Özlem Denizmen Kimdir? 
İnternette kısaca bir araştırma yaparsanız, Özlem Hanım'ın ne kadar akıllı, yüksek enerjili ve işinin ehli biri olduğunu anında siz de anlayabilirsiniz. O yüzden reklama gerek yok. Direkt konuya girmek istiyorum...

Evlilik Hayatında Para Konusu

Konu para olunca, inanın yazıma bir giriş yapmak bile bir zor oluyor. O yüzden hap yapıp öğretileri size damardan vereceğim.

Güzel giden evliliğinizin/ilişkinizin para konuları yüzünden sallantıya girmesini veya aranızı bozmasını istemiyorsanız işte yapmanız gerekenler:


- Para konularının eşinizle birlikte şeffaf ve samimi olarak konuşun. Her ikinizin de ortak bir finansal geçmişi veya para karakteri olmayabilir. Belki sizin babanız siz çocukken çok zengindi ancak hayat bu ya bir anda iflas etti ve varlıktan yokluğa düşmenin nasıl bir şey olduğunu deneyimlemek durumunda kaldınız... Veya belki de eşiniz bolluk içinde büyüdü ve para kazanmanın zorluklarını hiç tatmadı bile... Böyle bir durumda ne yapacaksınız? Yaşananların ve hislerinizin üstünü örtmek ve saklamak yerine en güzeli her şeyi açık açık konuşmak ve birbirinizin hassas olduğu noktaları öğrenmektir. Ama bunu yaparken önemli olan, bu samimiyeti yalnızca konuşma esnasında değil, ilerleyen dönemlerde de devam ettirebilmenizdir. Karşınızdaki kişi size samimi olarak bir şey itiraf etmişse, gidip de bunu aradan belli bir süre geçtiğinde, öfkenize yenik düşüp, koz olarak kullanmanın bir alemi yok. Değil mi? O yüzden demleyin çayınızı, yumuşatın kocanızı "Şimdi seninle çok önemli bir konu konuşmak istiyorum, ama kızmak yok :)" deyin ve konuya girin...

- Çift olarak ortak hedeflerinizi belirleyin! Ortak derken illaki aynı şeyleri istemek zorunda değilsiniz. Farklı isteklerinizde mutlaka olacaktır, ancak bunlarda mutabık kaldıktan sonra, bir de ortak noktaları paylaşmak amaç... Örneğin; her ikinizin de derinden isteği birlikte bir ev almak, bir araba almak veya bir yazlık almak olabilir... Artık adını sizler koyun :) Ve bu hedefler için birlikte çalışmak, belki birlikte bir şeylerden feragat etmek, birlikte biriktirmek daha anlamlı olmaz mı? Özlem Denizmen, özellikle ortak bir hedef koyan çiftlerin evliliklerinin çok daha doyurucu ve güzel olduğunu iddia ediyor, benden söylemesi :)

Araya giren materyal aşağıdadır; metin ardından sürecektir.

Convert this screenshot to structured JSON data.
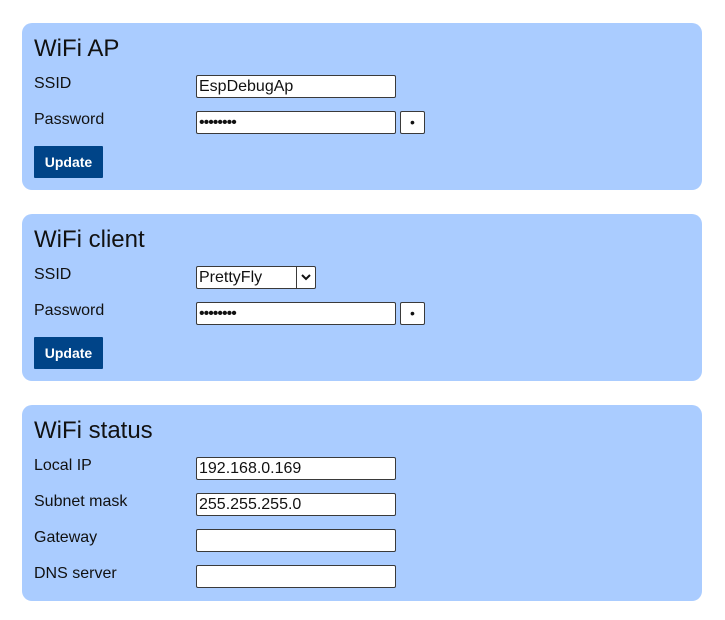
{
  "wifi_ap": {
    "title": "WiFi AP",
    "ssid_label": "SSID",
    "ssid_value": "EspDebugAp",
    "password_label": "Password",
    "password_masked": "••••••••",
    "reveal_label": "•",
    "update_label": "Update"
  },
  "wifi_client": {
    "title": "WiFi client",
    "ssid_label": "SSID",
    "ssid_selected": "PrettyFly",
    "password_label": "Password",
    "password_masked": "••••••••",
    "reveal_label": "•",
    "update_label": "Update"
  },
  "wifi_status": {
    "title": "WiFi status",
    "local_ip_label": "Local IP",
    "local_ip_value": "192.168.0.169",
    "subnet_mask_label": "Subnet mask",
    "subnet_mask_value": "255.255.255.0",
    "gateway_label": "Gateway",
    "gateway_value": "",
    "dns_server_label": "DNS server",
    "dns_server_value": ""
  },
  "colors": {
    "card_background": "#aaccff",
    "button_background": "#004488",
    "button_text": "#ffffff"
  },
  "icons": {
    "select_arrow": "chevron-down-icon"
  }
}
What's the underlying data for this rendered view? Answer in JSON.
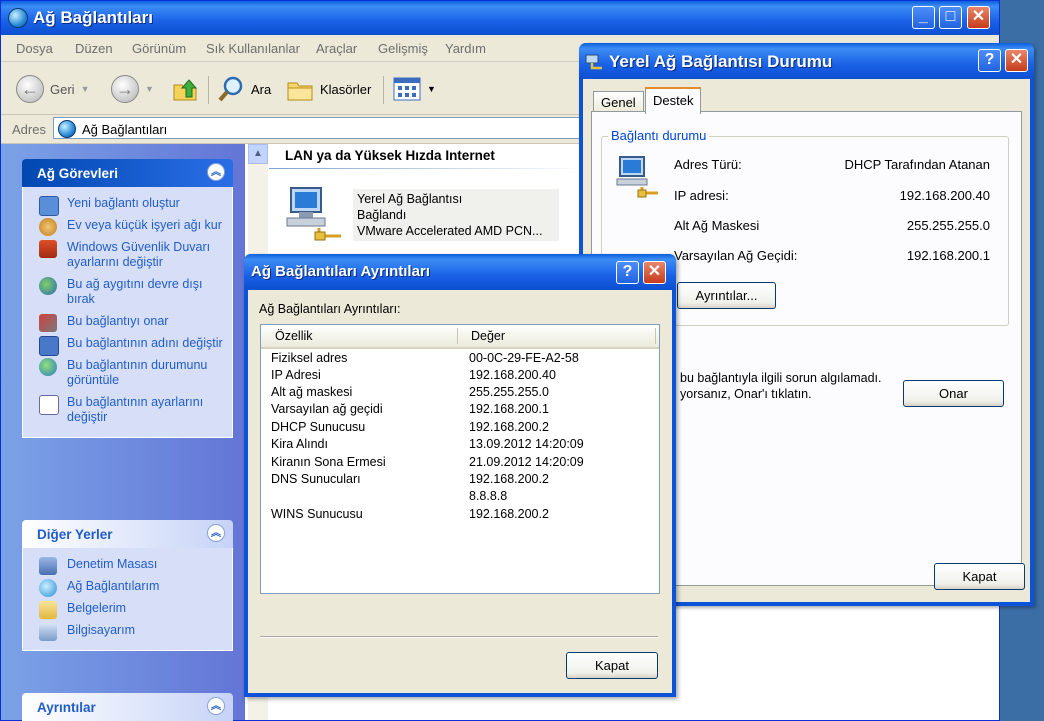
{
  "explorer": {
    "title": "Ağ Bağlantıları",
    "menu": [
      "Dosya",
      "Düzen",
      "Görünüm",
      "Sık Kullanılanlar",
      "Araçlar",
      "Gelişmiş",
      "Yardım"
    ],
    "toolbar": {
      "back": "Geri",
      "search": "Ara",
      "folders": "Klasörler"
    },
    "address": {
      "label": "Adres",
      "value": "Ağ Bağlantıları"
    },
    "tasks_panel": {
      "title": "Ağ Görevleri",
      "items": [
        "Yeni bağlantı oluştur",
        "Ev veya küçük işyeri ağı kur",
        "Windows Güvenlik Duvarı ayarlarını değiştir",
        "Bu ağ aygıtını devre dışı bırak",
        "Bu bağlantıyı onar",
        "Bu bağlantının adını değiştir",
        "Bu bağlantının durumunu görüntüle",
        "Bu bağlantının ayarlarını değiştir"
      ]
    },
    "other_places": {
      "title": "Diğer Yerler",
      "items": [
        "Denetim Masası",
        "Ağ Bağlantılarım",
        "Belgelerim",
        "Bilgisayarım"
      ]
    },
    "details_panel": {
      "title": "Ayrıntılar"
    },
    "content": {
      "group_title": "LAN ya da Yüksek Hızda Internet",
      "connection": {
        "name": "Yerel Ağ Bağlantısı",
        "status": "Bağlandı",
        "device": "VMware Accelerated AMD PCN..."
      }
    }
  },
  "status_window": {
    "title": "Yerel Ağ Bağlantısı Durumu",
    "tabs": [
      "Genel",
      "Destek"
    ],
    "active_tab": "Destek",
    "group_title": "Bağlantı durumu",
    "rows": [
      {
        "label": "Adres Türü:",
        "value": "DHCP Tarafından Atanan"
      },
      {
        "label": "IP adresi:",
        "value": "192.168.200.40"
      },
      {
        "label": "Alt Ağ Maskesi",
        "value": "255.255.255.0"
      },
      {
        "label": "Varsayılan Ağ Geçidi:",
        "value": "192.168.200.1"
      }
    ],
    "details_button": "Ayrıntılar...",
    "repair_text_1": "bu bağlantıyla ilgili sorun algılamadı.",
    "repair_text_2": "yorsanız, Onar'ı tıklatın.",
    "repair_button": "Onar",
    "close_button": "Kapat"
  },
  "details_dialog": {
    "title": "Ağ Bağlantıları Ayrıntıları",
    "caption": "Ağ Bağlantıları Ayrıntıları:",
    "columns": [
      "Özellik",
      "Değer"
    ],
    "rows": [
      {
        "property": "Fiziksel adres",
        "value": "00-0C-29-FE-A2-58"
      },
      {
        "property": "IP Adresi",
        "value": "192.168.200.40"
      },
      {
        "property": "Alt ağ maskesi",
        "value": "255.255.255.0"
      },
      {
        "property": "Varsayılan ağ geçidi",
        "value": "192.168.200.1"
      },
      {
        "property": "DHCP Sunucusu",
        "value": "192.168.200.2"
      },
      {
        "property": "Kira Alındı",
        "value": "13.09.2012 14:20:09"
      },
      {
        "property": "Kiranın Sona Ermesi",
        "value": "21.09.2012 14:20:09"
      },
      {
        "property": "DNS Sunucuları",
        "value": "192.168.200.2"
      },
      {
        "property": "",
        "value": "8.8.8.8"
      },
      {
        "property": "WINS Sunucusu",
        "value": "192.168.200.2"
      }
    ],
    "close_button": "Kapat"
  }
}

- 3 ay boyunca hiç çalışmasanız ve hiç bir geliriniz olmasa, ne yaparsınız? İster evli olun, ister tek bu noktada bir ayrım yapmıyor Özlem Denizmen. Tek önerisi, bir şekilde herkesin, her çiftin, her ailenin olası bir kötü gün senaryosu için kendi gider oranları ile tutarlı olacak şekilde, 3 ay boyunca kendilerine yetecek kadar bir birikimlerinin mutlaka ama mutlaka olması gerektiğini söylüyor. İster ev kredisine girin, ister iş değiştirin, isterseniz de evlilik hazırlığı için bir çok harcama yapıyor olun... Yeter ki kendinize 3 ay boyunca yetecek kadar bir tutarı bir kenara ayırmış olun.

- Hiç bir zaman tüm yatırımlarınızı tek bir kaynağa yapmayın. Tüm uzmanların Dolar için, Euro için, altın için öngörüleri var elbette. Ancak günümüzde dünya ve ekonomi o kadar çalkantılı bir hal aldı ki; Şubat'da Euro çıkacak demek artık çok komik bir öneri gibime geliyor. Çünkü her an herşey olabilir... O yüzden eğer yatırım yapacaksanız kendinize farklı farklı yatırım araçları bulun. Bir kısmını altına, bir kısmını Euro'ya ve bir kısmını da belki faize koyun...

İşte Özlem Denizmen'in anlatımlarından benim özetlediğim en can alıcı noktalar :) Belki bir çoğumuz bunları zaten biliyoruzdur, ama para gerçekten de hassas bir konu. Bazen bildiklerini bile unutturabiliyor insana. O yüzden siz siz olun, bunları kulağınıza küpe yapın ve zayıf anlarınıza yenik düşmeyin.